Kirkus Reviews QR Code
W.C. FIELDS FROM SOUND FILM AND RADIO COMEDY TO STARDOM by Arthur Frank Wertheim

W.C. FIELDS FROM SOUND FILM AND RADIO COMEDY TO STARDOM

Becoming a Cultural Icon

From the Palgrave Studies in Theatre and Performance History series

by Arthur Frank Wertheim

Pub Date: Jan. 8th, 2019
ISBN: 978-1-137-47329-5
Publisher: Palgrave Macmillan

The final volume of a biographical trilogy captures W.C. Fields’ ascent to Hollywood immortality.

If his movie career had ended with his appearances in silent films between 1925 and 1928, W.C. Fields might only have been remembered as a second-tier talent. “I am at a stage where I cannot get an offer at all,” he wrote his wife after his first, not-too-memorable stint as a film actor. “I have been badly handled and am now out of the movies.” But after returning to Hollywood in 1931, Fields successfully made the transition to sound pictures, leaving an indelible mark on film comedy history with such classics as “It’s a Gift,” “The Bank Dick,” and “Never Give a Sucker an Even Break.” Wertheim (W.C. Fields From the Ziegfeld Follies and Broadway Stage to the Screen, 2016, etc.) colorfully and comprehensively captures Fields’ journey from “sacrificial lamb thrust aside” by Hollywood to “American cultural icon” in this final volume of a biographical trilogy. Fields was a “virtuoso comedian…who brought so much laughter to millions while enduring so much anguish,” he writes. The book makes effective use of a newly available archive of Fields’ papers to add texture to its portrait of a man whose life has already been the subject of numerous studies. “I stunk so badly the police came in [the theater] with the impression that someone had been throwing stink bombs around,” Fields wrote of one of his performances.

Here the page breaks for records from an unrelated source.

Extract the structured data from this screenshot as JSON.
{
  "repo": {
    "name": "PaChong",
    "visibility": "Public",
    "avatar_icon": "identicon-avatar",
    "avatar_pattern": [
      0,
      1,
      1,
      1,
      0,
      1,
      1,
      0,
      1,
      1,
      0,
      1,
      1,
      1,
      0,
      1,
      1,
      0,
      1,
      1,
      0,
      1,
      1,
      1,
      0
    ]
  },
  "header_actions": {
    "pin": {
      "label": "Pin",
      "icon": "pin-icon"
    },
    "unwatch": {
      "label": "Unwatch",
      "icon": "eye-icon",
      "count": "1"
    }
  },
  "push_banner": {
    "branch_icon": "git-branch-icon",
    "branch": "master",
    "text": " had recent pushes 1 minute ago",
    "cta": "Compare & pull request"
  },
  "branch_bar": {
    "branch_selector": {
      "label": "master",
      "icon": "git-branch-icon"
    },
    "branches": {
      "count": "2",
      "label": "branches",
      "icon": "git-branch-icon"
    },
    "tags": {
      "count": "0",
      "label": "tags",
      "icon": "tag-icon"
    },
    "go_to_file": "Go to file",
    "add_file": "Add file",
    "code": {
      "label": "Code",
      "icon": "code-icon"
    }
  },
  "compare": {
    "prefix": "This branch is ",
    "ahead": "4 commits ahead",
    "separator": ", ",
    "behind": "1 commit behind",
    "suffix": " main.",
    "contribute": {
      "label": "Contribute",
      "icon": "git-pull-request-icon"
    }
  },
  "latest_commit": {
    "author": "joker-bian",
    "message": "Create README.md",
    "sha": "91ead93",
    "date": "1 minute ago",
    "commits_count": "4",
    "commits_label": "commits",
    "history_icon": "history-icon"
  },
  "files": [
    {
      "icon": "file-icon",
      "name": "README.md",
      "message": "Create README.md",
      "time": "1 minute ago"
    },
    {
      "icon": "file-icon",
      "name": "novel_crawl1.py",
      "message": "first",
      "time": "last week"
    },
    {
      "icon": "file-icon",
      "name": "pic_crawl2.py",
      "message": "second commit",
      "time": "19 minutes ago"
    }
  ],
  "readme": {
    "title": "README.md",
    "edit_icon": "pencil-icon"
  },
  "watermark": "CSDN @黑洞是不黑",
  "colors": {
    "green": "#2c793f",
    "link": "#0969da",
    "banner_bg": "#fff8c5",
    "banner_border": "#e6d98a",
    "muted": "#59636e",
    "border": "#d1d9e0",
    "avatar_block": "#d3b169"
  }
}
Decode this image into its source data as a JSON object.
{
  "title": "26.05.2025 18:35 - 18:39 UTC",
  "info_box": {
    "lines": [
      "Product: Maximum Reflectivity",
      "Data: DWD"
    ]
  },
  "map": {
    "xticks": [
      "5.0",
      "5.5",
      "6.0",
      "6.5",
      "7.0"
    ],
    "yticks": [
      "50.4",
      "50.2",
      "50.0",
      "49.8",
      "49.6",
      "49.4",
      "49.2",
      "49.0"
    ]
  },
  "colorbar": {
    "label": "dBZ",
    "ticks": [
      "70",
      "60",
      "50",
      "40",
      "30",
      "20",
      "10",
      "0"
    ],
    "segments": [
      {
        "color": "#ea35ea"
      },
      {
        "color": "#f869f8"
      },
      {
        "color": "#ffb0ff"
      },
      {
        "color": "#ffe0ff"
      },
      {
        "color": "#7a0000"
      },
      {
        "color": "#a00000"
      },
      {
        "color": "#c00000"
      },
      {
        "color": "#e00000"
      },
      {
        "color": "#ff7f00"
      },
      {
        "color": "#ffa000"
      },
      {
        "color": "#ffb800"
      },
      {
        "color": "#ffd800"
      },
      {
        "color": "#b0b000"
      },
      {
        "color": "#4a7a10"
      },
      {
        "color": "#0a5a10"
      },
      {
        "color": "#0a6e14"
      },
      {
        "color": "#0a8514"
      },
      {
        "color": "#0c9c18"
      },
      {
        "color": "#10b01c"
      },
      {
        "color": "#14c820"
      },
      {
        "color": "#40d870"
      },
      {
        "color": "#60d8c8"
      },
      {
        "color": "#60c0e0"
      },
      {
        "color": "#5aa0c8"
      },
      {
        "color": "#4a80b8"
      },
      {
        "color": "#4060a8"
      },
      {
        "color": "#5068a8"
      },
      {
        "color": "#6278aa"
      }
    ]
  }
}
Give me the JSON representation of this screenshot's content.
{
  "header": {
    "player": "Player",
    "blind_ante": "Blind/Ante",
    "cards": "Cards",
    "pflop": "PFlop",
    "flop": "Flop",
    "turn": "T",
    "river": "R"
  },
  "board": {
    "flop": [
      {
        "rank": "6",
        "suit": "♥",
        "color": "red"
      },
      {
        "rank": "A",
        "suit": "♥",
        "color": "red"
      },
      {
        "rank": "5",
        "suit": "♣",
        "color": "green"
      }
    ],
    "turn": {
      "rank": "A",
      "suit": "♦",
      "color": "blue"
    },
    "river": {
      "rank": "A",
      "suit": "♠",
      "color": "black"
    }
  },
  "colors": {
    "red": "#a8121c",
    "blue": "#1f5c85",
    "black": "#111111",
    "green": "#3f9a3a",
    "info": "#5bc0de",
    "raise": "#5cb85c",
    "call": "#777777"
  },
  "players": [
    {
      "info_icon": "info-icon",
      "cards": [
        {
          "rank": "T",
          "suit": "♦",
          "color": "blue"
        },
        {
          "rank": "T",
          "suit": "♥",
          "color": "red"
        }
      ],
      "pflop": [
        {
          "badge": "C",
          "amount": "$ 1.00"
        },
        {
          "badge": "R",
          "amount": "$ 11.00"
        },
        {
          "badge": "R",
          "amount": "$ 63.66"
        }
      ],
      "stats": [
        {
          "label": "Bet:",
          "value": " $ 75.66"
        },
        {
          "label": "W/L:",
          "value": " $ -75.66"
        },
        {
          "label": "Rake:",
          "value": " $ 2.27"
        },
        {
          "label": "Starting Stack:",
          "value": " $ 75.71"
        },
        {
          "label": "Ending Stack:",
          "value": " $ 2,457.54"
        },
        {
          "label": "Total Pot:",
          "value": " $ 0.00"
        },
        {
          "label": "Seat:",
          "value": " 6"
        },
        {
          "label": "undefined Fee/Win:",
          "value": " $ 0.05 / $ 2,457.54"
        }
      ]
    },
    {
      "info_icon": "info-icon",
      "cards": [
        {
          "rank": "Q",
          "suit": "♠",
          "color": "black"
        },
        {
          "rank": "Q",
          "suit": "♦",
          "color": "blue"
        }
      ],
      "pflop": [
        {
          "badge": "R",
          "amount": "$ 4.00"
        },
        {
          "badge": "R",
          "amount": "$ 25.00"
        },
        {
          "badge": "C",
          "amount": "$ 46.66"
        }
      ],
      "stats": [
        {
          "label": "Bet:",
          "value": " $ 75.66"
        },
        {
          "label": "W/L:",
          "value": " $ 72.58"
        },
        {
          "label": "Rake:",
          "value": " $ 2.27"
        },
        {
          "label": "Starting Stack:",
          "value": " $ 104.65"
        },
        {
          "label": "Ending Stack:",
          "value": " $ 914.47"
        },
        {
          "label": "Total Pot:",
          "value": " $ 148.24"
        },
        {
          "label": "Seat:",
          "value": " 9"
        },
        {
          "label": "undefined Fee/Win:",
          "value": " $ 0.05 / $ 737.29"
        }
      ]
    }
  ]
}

Wertheim focuses mainly on the work, not only showing how Fields used his vaudeville background and vocal gifts to fashion his unique comic routines and persona, but also how iconoclastic many of his films were. “Instead of idealizing the sacrosanct family dining table as a place of tranquility, Fields lampoons it as a place of domestic turmoil,” he observes of “The Bank Dick.” But as the author also vividly shows, Fields’ comic genius cannot be separated from his inner turmoil, which manifested itself in his legendary drinking, his failed relationships with women, and a cantankerous disposition that prompted one director to call him “the most obstinate, ornery son of a bitch I ever tried to work with.” As with so many artists, fame could only go so far to fill the “voids in his life.”

A thorough, insightful study not only of Fields’ film comedies, but of the inner turmoil that fueled his genius.